I lie and call My Good Friend. She'll tell me later that she knew something was wrong. She spends the whole night driving around looking for me: the old apartment I used to share with him, the new apartment, my favorite bars downtown, ditches beside the road.

He says,
I'm going to rape you now
. And it doesn't matter that I am on my period, because he pulls my tampon out by the string and lays it beside the mattress. The police will find it later and catalogue it into evidence. My blood pools on the clear plastic sheet, which they will also catalogue into evidence.

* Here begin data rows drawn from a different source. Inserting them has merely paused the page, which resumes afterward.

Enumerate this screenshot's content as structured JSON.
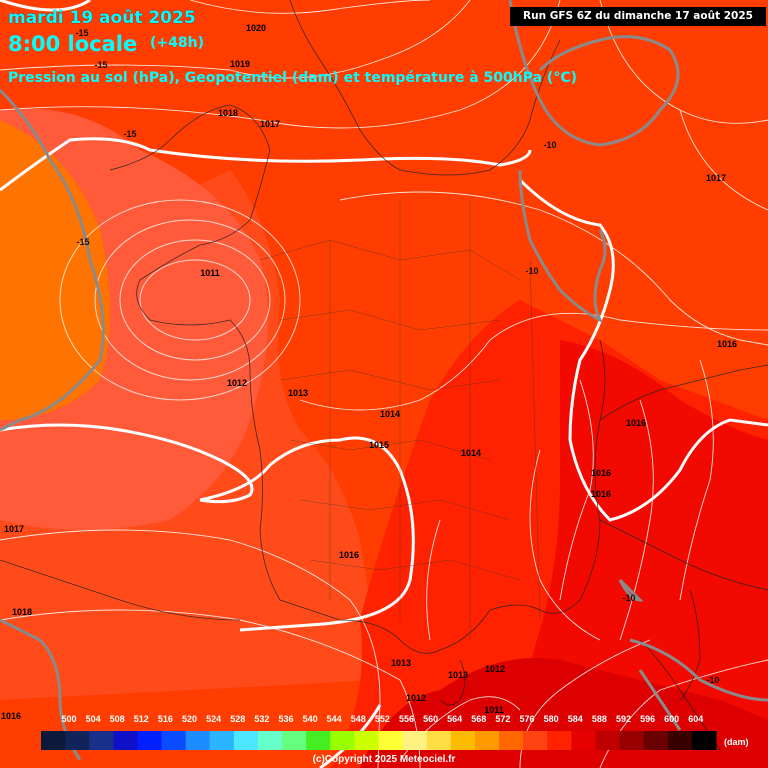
{
  "header": {
    "date": "mardi 19 août 2025",
    "time": "8:00 locale",
    "lead": "(+48h)",
    "subtitle": "Pression au sol (hPa), Geopotentiel (dam) et température à 500hPa (°C)",
    "run": "Run GFS 6Z du dimanche 17 août 2025"
  },
  "isobar_labels": [
    "1020",
    "1019",
    "1018",
    "1017",
    "1017",
    "1016",
    "1016",
    "1016",
    "1016",
    "1015",
    "1014",
    "1014",
    "1013",
    "1013",
    "1012",
    "1012",
    "1012",
    "1011",
    "1011",
    "1017",
    "1018",
    "1016",
    "1016"
  ],
  "temperature_labels": [
    "-15",
    "-15",
    "-15",
    "-15",
    "-10",
    "-10",
    "-10",
    "-10"
  ],
  "scale": {
    "ticks": [
      "500",
      "504",
      "508",
      "512",
      "516",
      "520",
      "524",
      "528",
      "532",
      "536",
      "540",
      "544",
      "548",
      "552",
      "556",
      "560",
      "564",
      "568",
      "572",
      "576",
      "580",
      "584",
      "588",
      "592",
      "596",
      "600",
      "604"
    ],
    "colors": [
      "#0b1a3a",
      "#10245a",
      "#1a2f8a",
      "#1010c8",
      "#0020ff",
      "#0a4cff",
      "#1c8cff",
      "#2bb5ff",
      "#4ce6ff",
      "#66ffcc",
      "#66ff80",
      "#44ee22",
      "#99ff00",
      "#ccff00",
      "#ffff33",
      "#fff280",
      "#ffdd44",
      "#ffbb00",
      "#ff9900",
      "#ff6600",
      "#ff4411",
      "#ff2200",
      "#e60000",
      "#c00000",
      "#990000",
      "#6a0000",
      "#3a0000",
      "#000000"
    ],
    "unit": "(dam)"
  },
  "copyright": "(c)Copyright 2025 Meteociel.fr"
}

At first, I have a body, a wild animal body I throw and thrash against his cage. I almost break a limb before he catches me in his hands. I growl and hiss and bare my teeth. But then, my body is not a wild animal body. It's a
human girl body: the two arms pinned, a cross; the two legs spread, a tomb. It's the mind that goes thrashing so wildly. The body remains calm. The body undresses and lays itself down.

But the mind goes thrashing so wildly. The body lays itself down on a clear plastic sheet, hears but does not listen to the soup of human-like speech boiling in its ears, spilling exactly the length and width of the room. The mind skitters safely out of reach.